3. Gradient-Based Optimization: The method utilizes a differentiable solver, allowing the direct computation of gradients utilizing the adjoint method, which provides more reliable results compared to traditional finite difference approaches. This makes it efficient for handling multiple parameters simultaneously, such as the Young’s modulus, Poisson ratio, and gravity, along with external boundary constraints.

Results and Evaluation

The efficacy of the outlined approach is demonstrated through a range of tests, both on synthetic datasets, providing a controlled environment for validation against known parameters, and on live captures of real-world objects.
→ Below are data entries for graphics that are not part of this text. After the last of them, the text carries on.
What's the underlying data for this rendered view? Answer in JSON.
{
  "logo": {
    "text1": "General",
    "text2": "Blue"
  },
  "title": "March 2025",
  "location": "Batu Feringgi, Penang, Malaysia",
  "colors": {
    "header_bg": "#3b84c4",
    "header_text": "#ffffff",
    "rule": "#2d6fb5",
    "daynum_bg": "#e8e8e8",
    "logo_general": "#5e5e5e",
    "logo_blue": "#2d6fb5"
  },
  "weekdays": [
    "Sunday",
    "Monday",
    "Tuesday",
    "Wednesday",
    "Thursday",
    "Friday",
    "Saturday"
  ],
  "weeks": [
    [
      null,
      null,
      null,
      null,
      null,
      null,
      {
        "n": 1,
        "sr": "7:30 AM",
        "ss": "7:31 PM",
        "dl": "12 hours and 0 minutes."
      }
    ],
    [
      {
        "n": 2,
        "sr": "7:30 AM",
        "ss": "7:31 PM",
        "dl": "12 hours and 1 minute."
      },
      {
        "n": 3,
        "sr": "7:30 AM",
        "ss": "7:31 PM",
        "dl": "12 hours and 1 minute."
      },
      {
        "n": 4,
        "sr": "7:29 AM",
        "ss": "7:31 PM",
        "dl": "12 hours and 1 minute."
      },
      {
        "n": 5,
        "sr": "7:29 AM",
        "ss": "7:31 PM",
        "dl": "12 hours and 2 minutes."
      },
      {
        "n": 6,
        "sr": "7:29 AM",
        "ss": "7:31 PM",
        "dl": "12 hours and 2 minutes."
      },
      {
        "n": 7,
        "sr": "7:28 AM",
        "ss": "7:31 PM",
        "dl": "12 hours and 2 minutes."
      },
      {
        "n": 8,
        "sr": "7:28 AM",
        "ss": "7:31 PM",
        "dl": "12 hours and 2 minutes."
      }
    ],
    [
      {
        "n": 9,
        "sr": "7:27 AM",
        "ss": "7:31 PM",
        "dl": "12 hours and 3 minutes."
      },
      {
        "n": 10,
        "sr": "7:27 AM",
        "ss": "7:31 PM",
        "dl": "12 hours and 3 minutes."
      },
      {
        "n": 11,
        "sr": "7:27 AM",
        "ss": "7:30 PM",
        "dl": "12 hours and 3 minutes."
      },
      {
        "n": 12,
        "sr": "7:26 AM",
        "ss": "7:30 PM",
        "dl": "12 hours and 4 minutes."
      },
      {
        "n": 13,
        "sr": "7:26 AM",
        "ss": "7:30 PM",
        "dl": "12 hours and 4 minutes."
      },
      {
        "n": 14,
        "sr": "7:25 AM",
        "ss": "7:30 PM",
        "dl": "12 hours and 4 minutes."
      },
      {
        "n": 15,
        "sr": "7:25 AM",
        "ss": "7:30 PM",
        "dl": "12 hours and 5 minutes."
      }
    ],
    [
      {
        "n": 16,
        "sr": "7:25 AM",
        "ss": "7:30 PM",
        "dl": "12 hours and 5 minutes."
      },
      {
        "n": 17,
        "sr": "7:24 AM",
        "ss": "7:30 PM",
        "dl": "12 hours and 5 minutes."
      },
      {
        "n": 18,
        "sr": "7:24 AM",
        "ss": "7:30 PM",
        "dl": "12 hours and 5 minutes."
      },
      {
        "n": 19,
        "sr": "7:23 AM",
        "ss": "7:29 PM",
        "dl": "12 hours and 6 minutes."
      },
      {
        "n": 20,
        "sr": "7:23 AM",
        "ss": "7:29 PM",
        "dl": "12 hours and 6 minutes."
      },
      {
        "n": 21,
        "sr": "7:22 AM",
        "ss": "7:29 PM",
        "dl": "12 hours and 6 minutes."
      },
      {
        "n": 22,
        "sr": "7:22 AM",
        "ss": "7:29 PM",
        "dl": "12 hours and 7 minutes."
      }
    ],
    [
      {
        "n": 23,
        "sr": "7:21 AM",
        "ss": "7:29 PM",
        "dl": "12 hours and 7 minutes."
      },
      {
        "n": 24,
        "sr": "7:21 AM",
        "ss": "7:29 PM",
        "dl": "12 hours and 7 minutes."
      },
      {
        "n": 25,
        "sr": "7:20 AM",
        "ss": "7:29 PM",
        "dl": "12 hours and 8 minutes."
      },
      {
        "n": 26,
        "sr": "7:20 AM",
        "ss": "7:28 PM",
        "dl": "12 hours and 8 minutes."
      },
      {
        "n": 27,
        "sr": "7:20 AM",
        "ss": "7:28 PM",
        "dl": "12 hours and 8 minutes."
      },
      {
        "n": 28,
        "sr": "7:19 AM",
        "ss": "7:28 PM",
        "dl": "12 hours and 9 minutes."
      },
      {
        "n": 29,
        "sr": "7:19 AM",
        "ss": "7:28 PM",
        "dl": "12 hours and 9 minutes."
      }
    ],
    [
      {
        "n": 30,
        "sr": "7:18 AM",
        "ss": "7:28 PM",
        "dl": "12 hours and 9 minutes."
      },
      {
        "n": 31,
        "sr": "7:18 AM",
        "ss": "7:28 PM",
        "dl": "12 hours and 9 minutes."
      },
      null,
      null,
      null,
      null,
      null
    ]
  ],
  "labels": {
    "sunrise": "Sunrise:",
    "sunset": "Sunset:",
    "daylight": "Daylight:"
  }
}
The results indicate robust performance in estimating material parameters, demonstrating the capability of the method in navigating complex interaction scenarios, such as collisions and varying material behaviors.

Implications and Future Directions

The practical implication of this research is particularly profound in fields requiring accurate material modeling from limited data, such as biomechanics, computer vision, and animation. Further development could include incorporating more complex material models and collision dynamics, potentially broadening the utility of the framework in comprehensive material analysis and object reconstruction tasks. Additionally, this framework opens pathways for integrating physical simulations into AI models, assisting in predictive modeling and enhancing the interpretability of machine learning systems in physical contexts.

In essence, this research offers a promising advancement in elasticity simulations, providing a groundbreaking approach that circumvents the need for dense observational data, thereby optimizing material parameter estimation in real-world applications.